Upon direct contact with platelets, pembrolizumab stimulated platelet aggregation in PRP, while nivolumab and ipilimumab promoted disaggregation with corresponding changes in the AUC. Pembrolizumab and nivolumab, both PD-1 receptor inhibitors, had no effect on the plasma coagulation cascade. Ipilimumab, a CTLA-4 receptor inhibitor, significantly increased the rate of PRP clotting. When clotting was followed by lysis, all ICIs were found to prolong the growth of the PRP-derived fibrin clot and delay its elimination. This was manifested by an increase in AUC relative to control PRP.
This study characterizes the potential impact of pembrolizumab, nivolumab, and ipilimumab on hemostasis. Nivolumab and ipilimumab are able to reduce aggregation and increase the procoagulant properties of platelets, which can cause side effects associated with hemostatic imbalance leading to thrombosis or bleeding. The observed ICI-specific effects may contribute to our understanding of the mechanisms by which ICI affects platelets and suggest how, in a clinical setting, to reduce coagulation disorders during ICI treatment in the future.
免疫检查点抑制剂(ICIs)彻底改变了各种癌症实体的传统治疗方法,但也伴随着许多副作用。其中之一可能是危及生命的凝血障碍,存在血栓形成或出血并发症的风险,其机制仍知之甚少。在本研究中,我们在体外模型中分析了帕博利珠单抗、纳武利尤单抗和伊匹木单抗对血小板聚集以及随后纤维蛋白溶解的血浆凝血的直接影响。

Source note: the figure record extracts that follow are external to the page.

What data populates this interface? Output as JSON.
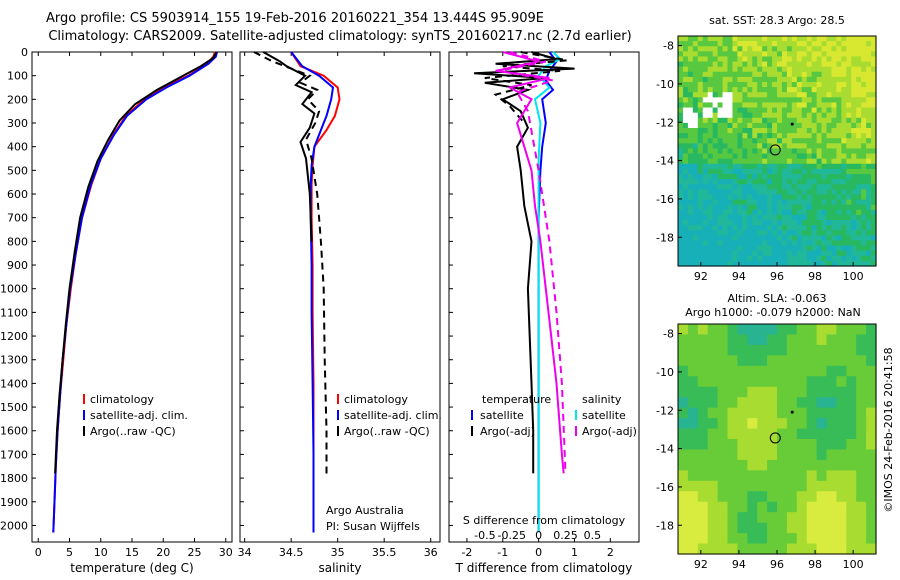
{
  "title_line1": "Argo profile: CS 5903914_155 19-Feb-2016 20160221_354 13.444S 95.909E",
  "title_line2": "Climatology: CARS2009. Satellite-adjusted climatology: synTS_20160217.nc (2.7d earlier)",
  "side_text": "©IMOS 24-Feb-2016 20:41:58",
  "colors": {
    "climatology": "#ff0000",
    "satellite": "#0000ff",
    "argo": "#000000",
    "satellite_diff": "#00e5ee",
    "argo_adj": "#ee00ee"
  },
  "chart_data": [
    {
      "id": "temperature",
      "type": "line",
      "xlabel": "temperature (deg C)",
      "ylabel": "",
      "xlim": [
        -1,
        31
      ],
      "ylim": [
        2070,
        0
      ],
      "x_ticks": [
        0,
        5,
        10,
        15,
        20,
        25,
        30
      ],
      "y_ticks": [
        0,
        100,
        200,
        300,
        400,
        500,
        600,
        700,
        800,
        900,
        1000,
        1100,
        1200,
        1300,
        1400,
        1500,
        1600,
        1700,
        1800,
        1900,
        2000
      ],
      "legend": [
        "climatology",
        "satellite-adj. clim.",
        "Argo(..raw -QC)"
      ],
      "series": [
        {
          "name": "climatology",
          "color": "#ff0000",
          "dash": false,
          "x": [
            28.3,
            28.0,
            27.0,
            24.0,
            20.0,
            17.0,
            14.0,
            12.0,
            10.0,
            8.5,
            7.0,
            6.0,
            5.2,
            4.5,
            4.0,
            3.5,
            3.1,
            2.8,
            2.6,
            2.4
          ],
          "y": [
            0,
            20,
            50,
            100,
            150,
            200,
            270,
            350,
            450,
            560,
            700,
            850,
            1000,
            1150,
            1300,
            1450,
            1600,
            1750,
            1900,
            2030
          ]
        },
        {
          "name": "satellite-adj. clim.",
          "color": "#0000ff",
          "dash": false,
          "x": [
            28.6,
            28.4,
            27.2,
            24.2,
            20.5,
            17.3,
            14.2,
            12.1,
            10.0,
            8.4,
            7.0,
            6.0,
            5.1,
            4.5,
            3.9,
            3.5,
            3.1,
            2.8,
            2.6,
            2.4
          ],
          "y": [
            0,
            20,
            50,
            100,
            150,
            200,
            270,
            350,
            450,
            560,
            700,
            850,
            1000,
            1150,
            1300,
            1450,
            1600,
            1750,
            1900,
            2030
          ]
        },
        {
          "name": "Argo(..raw -QC)",
          "color": "#000000",
          "dash": false,
          "x": [
            28.5,
            28.0,
            26.0,
            22.5,
            19.0,
            15.5,
            13.0,
            11.2,
            9.5,
            8.0,
            6.7,
            5.8,
            5.0,
            4.4,
            3.9,
            3.4,
            3.0,
            2.7
          ],
          "y": [
            0,
            25,
            60,
            110,
            160,
            220,
            290,
            370,
            460,
            570,
            700,
            850,
            1000,
            1150,
            1300,
            1450,
            1600,
            1780
          ]
        }
      ]
    },
    {
      "id": "salinity",
      "type": "line",
      "xlabel": "salinity",
      "xlim": [
        33.95,
        36.1
      ],
      "ylim": [
        2070,
        0
      ],
      "x_ticks": [
        34,
        34.5,
        35,
        35.5,
        36
      ],
      "legend": [
        "climatology",
        "satellite-adj. clim.",
        "Argo(..raw -QC)"
      ],
      "notes": [
        "Argo Australia",
        "PI: Susan Wijffels"
      ],
      "series": [
        {
          "name": "climatology",
          "color": "#ff0000",
          "dash": false,
          "x": [
            34.5,
            34.6,
            34.85,
            35.0,
            35.02,
            34.97,
            34.88,
            34.75,
            34.73,
            34.72,
            34.72,
            34.73,
            34.73,
            34.74,
            34.74,
            34.74,
            34.74
          ],
          "y": [
            0,
            60,
            100,
            150,
            200,
            270,
            330,
            400,
            480,
            560,
            700,
            900,
            1100,
            1400,
            1700,
            1900,
            2030
          ]
        },
        {
          "name": "satellite-adj. clim.",
          "color": "#0000ff",
          "dash": false,
          "x": [
            34.5,
            34.62,
            34.8,
            34.95,
            34.93,
            34.88,
            34.82,
            34.75,
            34.72,
            34.71,
            34.71,
            34.72,
            34.72,
            34.73,
            34.74,
            34.74
          ],
          "y": [
            0,
            60,
            100,
            150,
            200,
            270,
            330,
            400,
            480,
            560,
            700,
            900,
            1100,
            1400,
            1700,
            2030
          ]
        },
        {
          "name": "Argo raw",
          "color": "#000000",
          "dash": false,
          "x": [
            34.2,
            34.38,
            34.45,
            34.65,
            34.55,
            34.72,
            34.62,
            34.75,
            34.7,
            34.6,
            34.66,
            34.7,
            34.72
          ],
          "y": [
            0,
            40,
            60,
            100,
            140,
            170,
            220,
            260,
            320,
            380,
            450,
            600,
            800
          ]
        },
        {
          "name": "Argo(..raw -QC)",
          "color": "#000000",
          "dash": true,
          "x": [
            34.1,
            34.3,
            34.5,
            34.7,
            34.6,
            34.78,
            34.68,
            34.8,
            34.76,
            34.66,
            34.72,
            34.78,
            34.82,
            34.85,
            34.86,
            34.88,
            34.88
          ],
          "y": [
            0,
            40,
            70,
            100,
            130,
            160,
            200,
            250,
            300,
            370,
            450,
            600,
            800,
            1000,
            1300,
            1600,
            1790
          ]
        }
      ]
    },
    {
      "id": "difference",
      "type": "line",
      "xlabel": "T difference from climatology",
      "x2label": "S difference from climatology",
      "xlim": [
        -2.5,
        2.8
      ],
      "ylim": [
        2070,
        0
      ],
      "x_ticks": [
        -2,
        -1,
        0,
        1,
        2
      ],
      "x2_ticks": [
        "-0.5",
        "-0.25",
        "0",
        "0.25",
        "0.5"
      ],
      "legend_left": [
        "temperature",
        "satellite",
        "Argo(-adj)"
      ],
      "legend_right": [
        "salinity",
        "satellite",
        "Argo(-adj)"
      ],
      "series": [
        {
          "name": "T satellite",
          "color": "#0000ff",
          "dash": false,
          "x": [
            0.3,
            0.5,
            0.3,
            0.2,
            0.4,
            0.1,
            0.2,
            0.1,
            0.05,
            0.0,
            0.0,
            0.0,
            0.0
          ],
          "y": [
            0,
            40,
            80,
            120,
            160,
            200,
            300,
            400,
            500,
            700,
            1000,
            1500,
            2030
          ]
        },
        {
          "name": "S satellite",
          "color": "#00e5ee",
          "dash": false,
          "x": [
            0.4,
            0.6,
            0.2,
            0.0,
            0.3,
            -0.1,
            0.05,
            0.0,
            0.0,
            0.0,
            0.0,
            0.0
          ],
          "y": [
            0,
            30,
            60,
            100,
            150,
            200,
            300,
            450,
            700,
            1000,
            1500,
            2030
          ]
        },
        {
          "name": "T Argo(-adj)",
          "color": "#000000",
          "dash": false,
          "x": [
            -0.2,
            0.5,
            -1.2,
            1.0,
            -1.8,
            0.2,
            -1.5,
            -0.3,
            -1.0,
            -0.5,
            -0.3,
            -0.6,
            -0.5,
            -0.4,
            -0.2,
            -0.3,
            -0.25,
            -0.2,
            -0.15,
            -0.15
          ],
          "y": [
            0,
            30,
            50,
            70,
            90,
            110,
            130,
            160,
            200,
            250,
            320,
            400,
            500,
            650,
            800,
            1000,
            1200,
            1400,
            1600,
            1780
          ]
        },
        {
          "name": "T Argo dashed",
          "color": "#000000",
          "dash": true,
          "x": [
            -0.5,
            0.8,
            -1.0,
            0.6,
            -1.5,
            -0.2,
            -1.2,
            -0.8,
            -0.4
          ],
          "y": [
            0,
            35,
            60,
            80,
            110,
            140,
            180,
            230,
            300
          ]
        },
        {
          "name": "S Argo(-adj)",
          "color": "#ee00ee",
          "dash": false,
          "x": [
            -1.0,
            0.0,
            -1.2,
            0.3,
            -0.8,
            -0.2,
            -0.6,
            -0.4,
            -0.2,
            -0.1,
            0.05,
            0.2,
            0.35,
            0.5,
            0.6,
            0.65,
            0.7
          ],
          "y": [
            0,
            40,
            80,
            110,
            150,
            200,
            300,
            400,
            500,
            650,
            800,
            1000,
            1200,
            1400,
            1600,
            1700,
            1780
          ]
        },
        {
          "name": "S Argo dashed",
          "color": "#ee00ee",
          "dash": true,
          "x": [
            -0.8,
            0.2,
            -1.1,
            0.4,
            -0.6,
            -0.3,
            0.0,
            0.3,
            0.5,
            0.65,
            0.75
          ],
          "y": [
            0,
            40,
            80,
            120,
            170,
            250,
            500,
            800,
            1100,
            1400,
            1780
          ]
        }
      ]
    },
    {
      "id": "sst_map",
      "type": "heatmap",
      "title": "sat. SST: 28.3 Argo: 28.5",
      "xlim": [
        90.8,
        101.2
      ],
      "ylim": [
        -19.5,
        -7.5
      ],
      "x_ticks": [
        92,
        94,
        96,
        98,
        100
      ],
      "y_ticks": [
        -8,
        -10,
        -12,
        -14,
        -16,
        -18
      ],
      "marker_circle": {
        "lon": 95.909,
        "lat": -13.444
      },
      "marker_dot": {
        "lon": 96.8,
        "lat": -12.1
      }
    },
    {
      "id": "sla_map",
      "type": "heatmap",
      "title": "Altim. SLA: -0.063",
      "subtitle": "Argo h1000: -0.079 h2000: NaN",
      "xlim": [
        90.8,
        101.2
      ],
      "ylim": [
        -19.5,
        -7.5
      ],
      "x_ticks": [
        92,
        94,
        96,
        98,
        100
      ],
      "y_ticks": [
        -8,
        -10,
        -12,
        -14,
        -16,
        -18
      ],
      "marker_circle": {
        "lon": 95.909,
        "lat": -13.444
      },
      "marker_dot": {
        "lon": 96.8,
        "lat": -12.1
      }
    }
  ]
}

使用微孔板光谱法分析用帕博利珠单抗、纳武利尤单抗、伊匹木单抗和适当的同型对照处理的无血小板(PFP)和富血小板(PRP)健康供体血浆样本中的聚集、凝血和纤维蛋白溶解。通过TRAP-6诱导聚集。在磷脂酰丝氨酸:磷脂酰胆碱混合物中加入组织因子并添加t-PA启动PFP和PRP的凝血,随后进行溶解。在其他参数中,曲线下面积(AUC)用于比较ICIs对聚集、凝血和纤维蛋白溶解的影响。
与血小板直接接触后,帕博利珠单抗刺激PRP中的血小板聚集,而纳武利尤单抗和伊匹木单抗促进解聚,AUC发生相应变化。帕博利珠单抗和纳武利尤单抗这两种PD-1受体抑制剂对血浆凝血级联反应无影响。CTLA-4受体抑制剂伊匹木单抗显著提高了PRP的凝血速率。当凝血后进行溶解时,发现所有ICIs都延长了PRP衍生纤维蛋白凝块的生长并延迟其清除。这表现为相对于对照PRP,AUC增加。
本研究描述了帕博利珠单抗、纳武利尤单抗和伊匹木单抗对止血的潜在影响。纳武利尤单抗和伊匹木单抗能够减少聚集并增加血小板的促凝特性,这可能导致与止血失衡相关的副作用,进而导致血栓形成或出血。观察到的ICI特异性效应可能有助于我们理解ICI影响血小板的机制,并为未来在临床环境中如何减少ICI治疗期间的凝血障碍提供建议。